To attain higher integration of a semiconductor device it is necessary to form a larger number of transistors in a smaller region. The gap between the gate electrodes 208 is made smaller. In DRAMs, for example, the pattern size is about 0.7 times every generation, and is diminished by about 1/2 in two generations. On the other hand, to sufficiently function the etching stopper film 224 in the method for fabricating the semiconductor device shown in FIGS. 25 and 26, substantially the same film thickness as in the conventional semiconductor device is required.
When a semiconductor device is fabricated with these conditions satisfied, the contact region between the gate electrodes 208 is completely filled with the etching stopper film 224 (FIG. 27).
Here, to form the contact hole 228 in the contact region between the gate electrodes 208 it is necessary to remove the etching stopper film 224 filled in the contact region, but it is very difficult to remove the etching stopper film 224 in the contact region.

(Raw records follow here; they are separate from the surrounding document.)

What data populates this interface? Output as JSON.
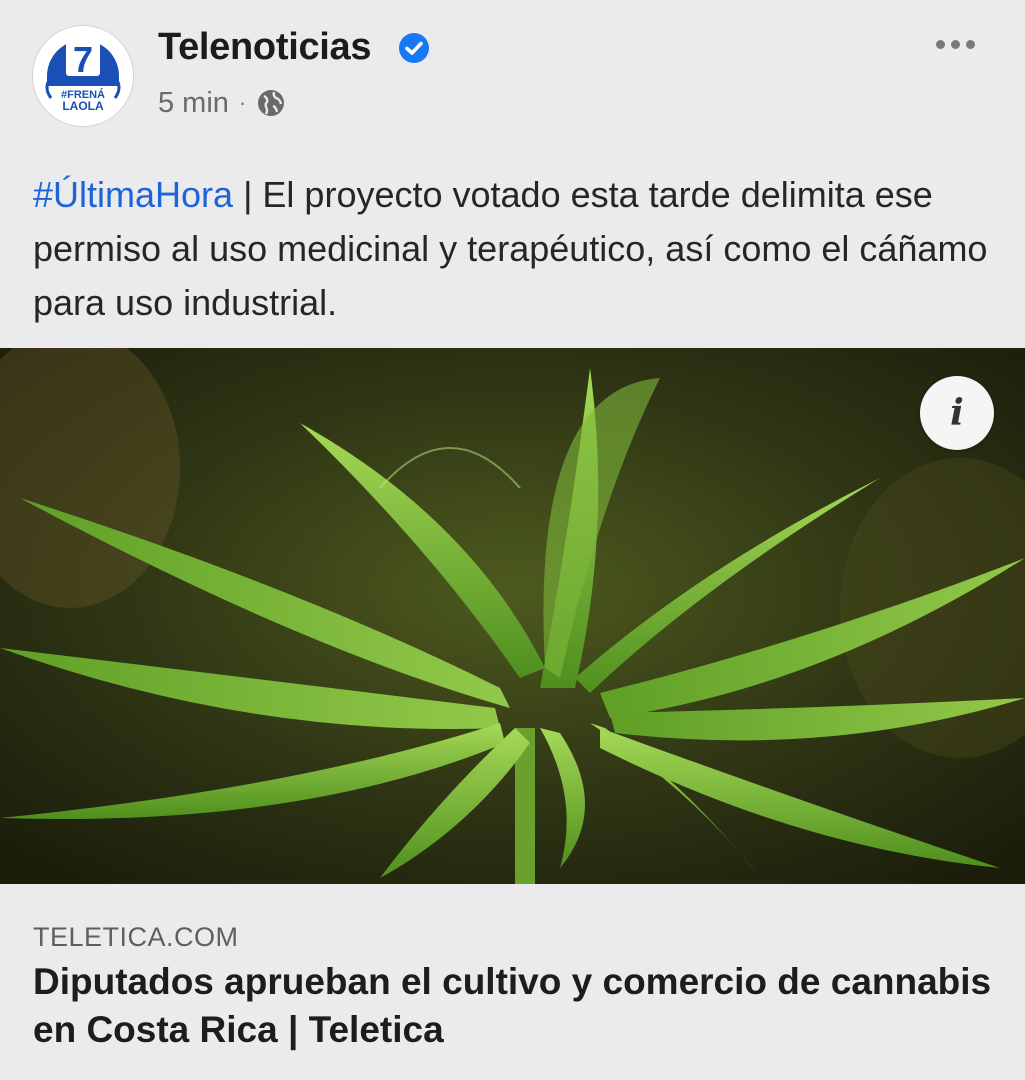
{
  "post": {
    "page_name": "Telenoticias",
    "time": "5 min",
    "separator": "·",
    "avatar": {
      "number": "7",
      "slogan_line1": "#FRENÁ",
      "slogan_line2": "LAOLA"
    },
    "icons": {
      "verified": "verified-badge-icon",
      "audience": "globe-icon",
      "more": "more-options-icon"
    },
    "text": {
      "hashtag": "#ÚltimaHora",
      "body": " | El proyecto votado esta tarde delimita ese permiso al uso medicinal y terapéutico, así como el cáñamo para uso industrial."
    },
    "image": {
      "info_label": "i"
    },
    "link": {
      "domain": "TELETICA.COM",
      "title": "Diputados aprueban el cultivo y comercio de cannabis en Costa Rica | Teletica"
    },
    "colors": {
      "hashtag": "#1d64d8",
      "verified": "#1877f2",
      "brand": "#1a4fb5"
    }
  }
}
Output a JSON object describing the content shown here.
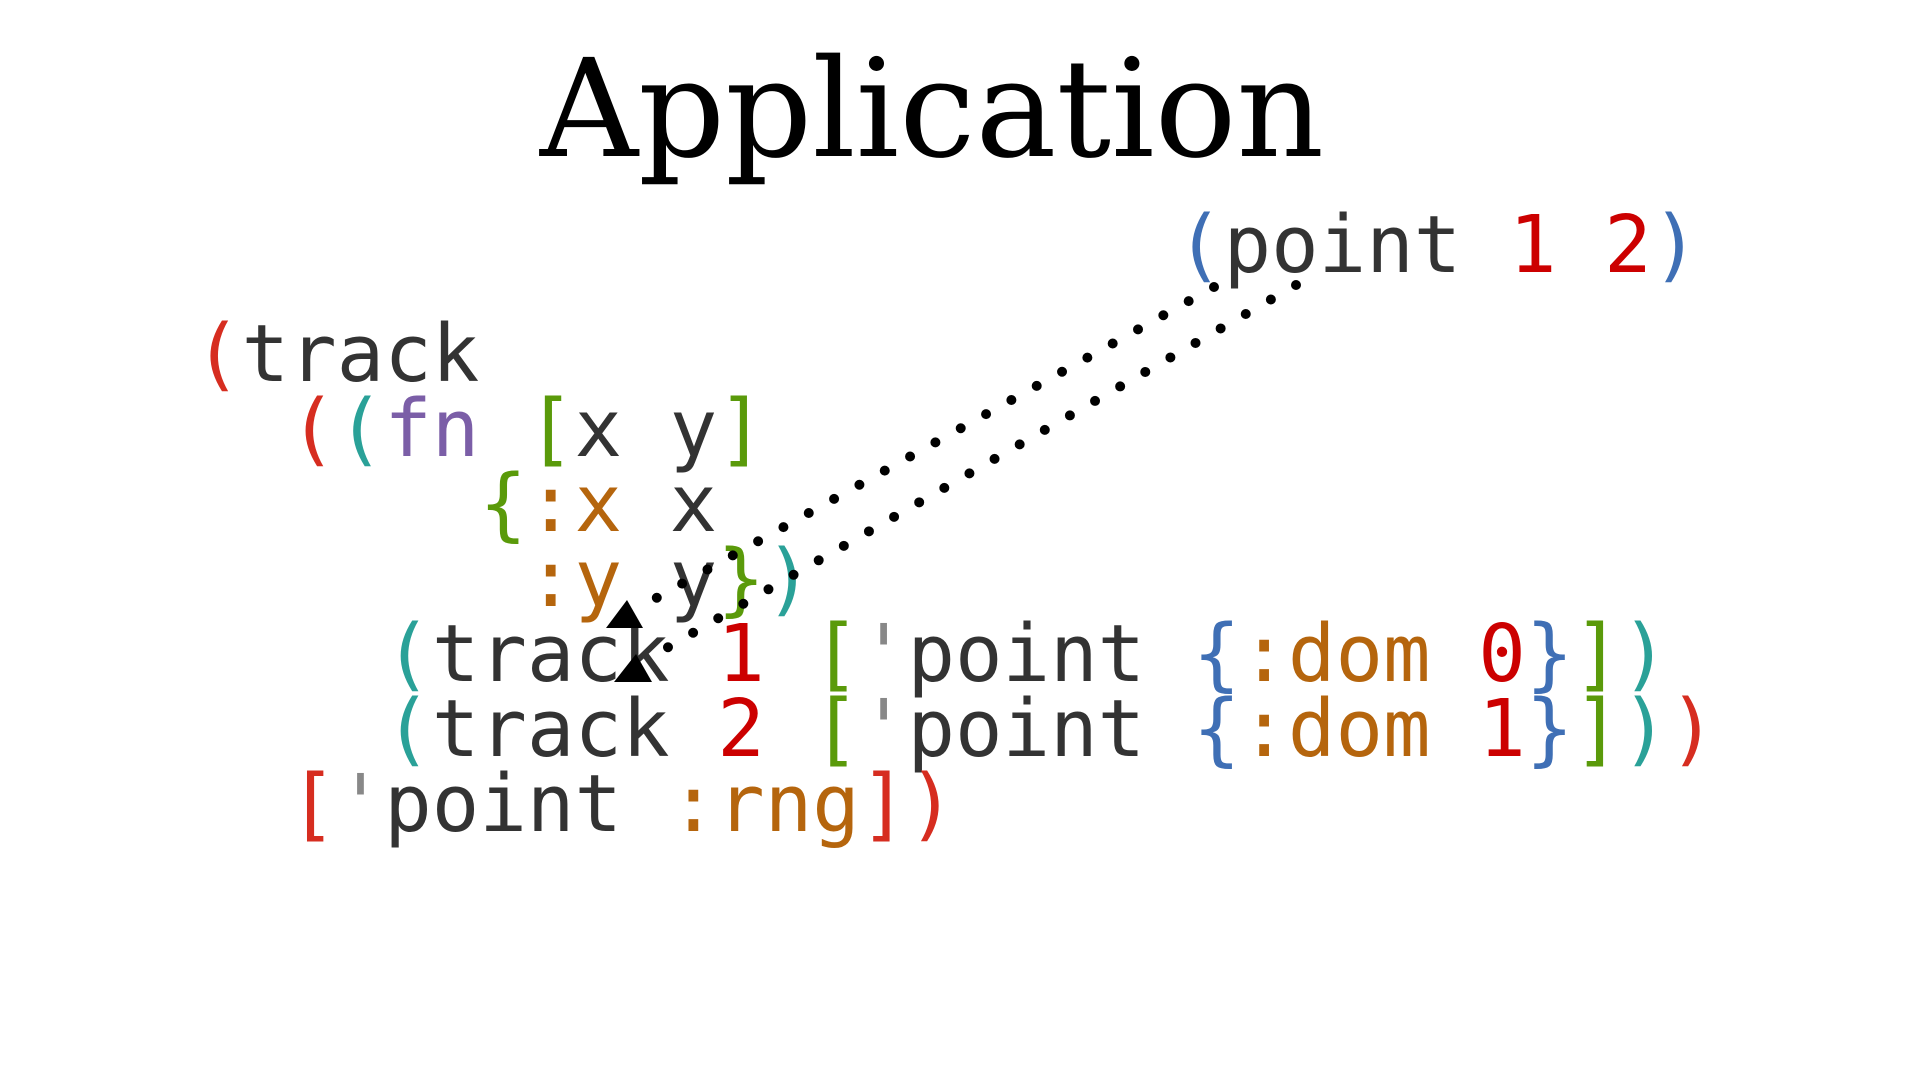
{
  "title": "Application",
  "colors": {
    "text": "#333333",
    "red": "#d62d20",
    "number": "#cc0000",
    "teal": "#2aa198",
    "purple": "#7b5ea7",
    "green": "#5a9a0a",
    "keyword": "#b5650d",
    "blue": "#3f6fb5",
    "grey": "#888888",
    "arrow": "#000000"
  },
  "call": [
    {
      "t": "(",
      "c": "blue"
    },
    {
      "t": "point",
      "c": "text"
    },
    {
      "t": " ",
      "c": "text"
    },
    {
      "t": "1",
      "c": "number"
    },
    {
      "t": " ",
      "c": "text"
    },
    {
      "t": "2",
      "c": "number"
    },
    {
      "t": ")",
      "c": "blue"
    }
  ],
  "code_lines": [
    [
      {
        "t": "(",
        "c": "red"
      },
      {
        "t": "track",
        "c": "text"
      }
    ],
    [
      {
        "t": "  ",
        "c": "text"
      },
      {
        "t": "(",
        "c": "red"
      },
      {
        "t": "(",
        "c": "teal"
      },
      {
        "t": "fn",
        "c": "purple"
      },
      {
        "t": " ",
        "c": "text"
      },
      {
        "t": "[",
        "c": "green"
      },
      {
        "t": "x",
        "c": "text"
      },
      {
        "t": " ",
        "c": "text"
      },
      {
        "t": "y",
        "c": "text"
      },
      {
        "t": "]",
        "c": "green"
      }
    ],
    [
      {
        "t": "      ",
        "c": "text"
      },
      {
        "t": "{",
        "c": "green"
      },
      {
        "t": ":x",
        "c": "keyword"
      },
      {
        "t": " ",
        "c": "text"
      },
      {
        "t": "x",
        "c": "text"
      }
    ],
    [
      {
        "t": "       ",
        "c": "text"
      },
      {
        "t": ":y",
        "c": "keyword"
      },
      {
        "t": " ",
        "c": "text"
      },
      {
        "t": "y",
        "c": "text"
      },
      {
        "t": "}",
        "c": "green"
      },
      {
        "t": ")",
        "c": "teal"
      }
    ],
    [
      {
        "t": "    ",
        "c": "text"
      },
      {
        "t": "(",
        "c": "teal"
      },
      {
        "t": "track",
        "c": "text"
      },
      {
        "t": " ",
        "c": "text"
      },
      {
        "t": "1",
        "c": "number"
      },
      {
        "t": " ",
        "c": "text"
      },
      {
        "t": "[",
        "c": "green"
      },
      {
        "t": "'",
        "c": "grey"
      },
      {
        "t": "point",
        "c": "text"
      },
      {
        "t": " ",
        "c": "text"
      },
      {
        "t": "{",
        "c": "blue"
      },
      {
        "t": ":dom",
        "c": "keyword"
      },
      {
        "t": " ",
        "c": "text"
      },
      {
        "t": "0",
        "c": "number"
      },
      {
        "t": "}",
        "c": "blue"
      },
      {
        "t": "]",
        "c": "green"
      },
      {
        "t": ")",
        "c": "teal"
      }
    ],
    [
      {
        "t": "    ",
        "c": "text"
      },
      {
        "t": "(",
        "c": "teal"
      },
      {
        "t": "track",
        "c": "text"
      },
      {
        "t": " ",
        "c": "text"
      },
      {
        "t": "2",
        "c": "number"
      },
      {
        "t": " ",
        "c": "text"
      },
      {
        "t": "[",
        "c": "green"
      },
      {
        "t": "'",
        "c": "grey"
      },
      {
        "t": "point",
        "c": "text"
      },
      {
        "t": " ",
        "c": "text"
      },
      {
        "t": "{",
        "c": "blue"
      },
      {
        "t": ":dom",
        "c": "keyword"
      },
      {
        "t": " ",
        "c": "text"
      },
      {
        "t": "1",
        "c": "number"
      },
      {
        "t": "}",
        "c": "blue"
      },
      {
        "t": "]",
        "c": "green"
      },
      {
        "t": ")",
        "c": "teal"
      },
      {
        "t": ")",
        "c": "red"
      }
    ],
    [
      {
        "t": "  ",
        "c": "text"
      },
      {
        "t": "[",
        "c": "red"
      },
      {
        "t": "'",
        "c": "grey"
      },
      {
        "t": "point",
        "c": "text"
      },
      {
        "t": " ",
        "c": "text"
      },
      {
        "t": ":rng",
        "c": "keyword"
      },
      {
        "t": "]",
        "c": "red"
      },
      {
        "t": ")",
        "c": "red"
      }
    ]
  ]
}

That is, to remove the etching stopper film buried in the contact region by the above-described wet etching, the etching stopper film has to be etched off by a film thickness corresponding to a height of the gate electrodes 208, but the etching stopper film below the inter-layer insulation film is also side-etched by substantially the same degree. Consequently, for example, the etching stopper film 224 on the gate electrodes 208 is completely etched, and a micronized pattern formed on the inter-layer insulation film 226 is often broken.
In removing the etching stopper film 224 by anisotropic etching, because an etching selectivity usable in wet etching cannot be ensured, the etching is carried on after the etching stopper film 224 on the side walls 216 is removed, to remove the etching stopper film 224 between the gate electrodes 208, and the sidewall insulation films 216 decrease a film thickness to expose, in some cases, the gate electrodes 208 in the contact hole 228. When the gate electrodes 208 are exposed in the contact hole 228, the gate electrodes 208 short-circuit with the source/drain diffused layers 220, 222, and the transistors often do not normally operate.
Also in completely etching of f the etching stopper film of a height of the gate electrodes, to completely remove the etching stopper film it is necessary to over-etch a little in consideration of a nonuniform film thickness of the inter-layer insulation film (a height of the gate electrodes), a nonuniform etching amount, etc. This excessive etching amount is substantially proportional to a thickness of the insulation film. In a case that the etching stopper film is buried deep, the over-etching amount is accordingly increased. Accordingly in the conventional method the silicon substrate is unavoidably much damaged.